Passage of the annual defense authorization bill — one of the few remaining bipartisan traditions in the Congress — sets the budget and expenditure for the U.S. military. It is the highest priority for the Armed Services Committees in both the House and Senate.
“I think, frankly, if the chairman had been here, we would have moved very quickly to the [defense authorization] bill,” said Sen. Jack Reed (R.I.), top Democrat on the Armed Services panel. “He wanted to do it, and we were ready to work together to do it.”
Reed had nothing but praise for the way McCain has run what is among the most bipartisan committees in the Senate.
“[McCain] and I have a very good working relationship,” added Reed, a West Point graduate who served in the 82nd Airborne Division. “We disagree sometimes, but we always try to keep each other informed as to what’s happening. He’s been very gracious to me.”
Sen. James Inhofe (R-Okla.), who has taken over the Armed Services panel in McCain’s absence, said of the chairman that he will “wait for his instructions.

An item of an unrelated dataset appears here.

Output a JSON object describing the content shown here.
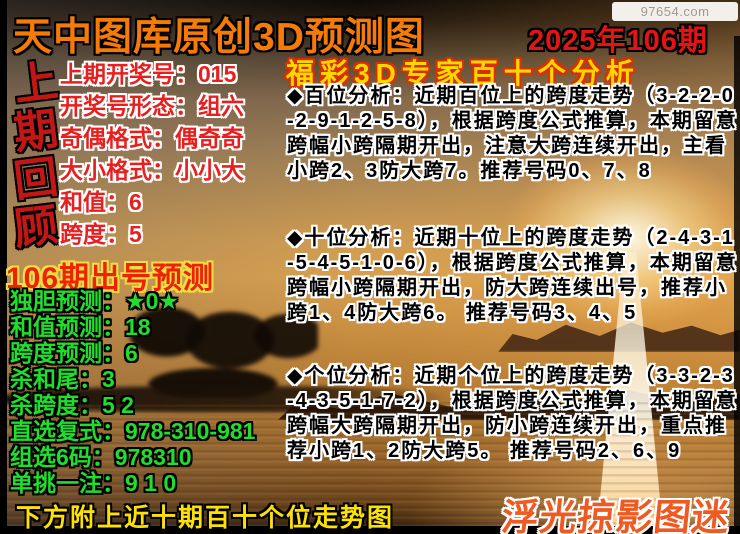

And I am sure he will have some ideas.”
“I definitely want you to report accurately that I will wait for his instructions,” Inhofe repeated.
Yet Sen. Thom Tillis (R-N.C.), a member of Armed Services panel, hinted that Senate leaders may just have to eventually move the bill.
"I think that first off, we just hope he fares very well in the treatment. And I know that if anybody is going to come back and try to move the [National Defense Authorization Act], it’s going to be John McCain,” Tillis said. “But I think that at some point in time, you’d have to make a decision of how you could move the bill. It came out of the committee with strong bipartisan support. That’s a testament to his leadership … There [are] some timing-related things in there where if the schedule were to stretch, we just have to take a look at the options."
Ted Hesson and Austin Wright contributed to this report.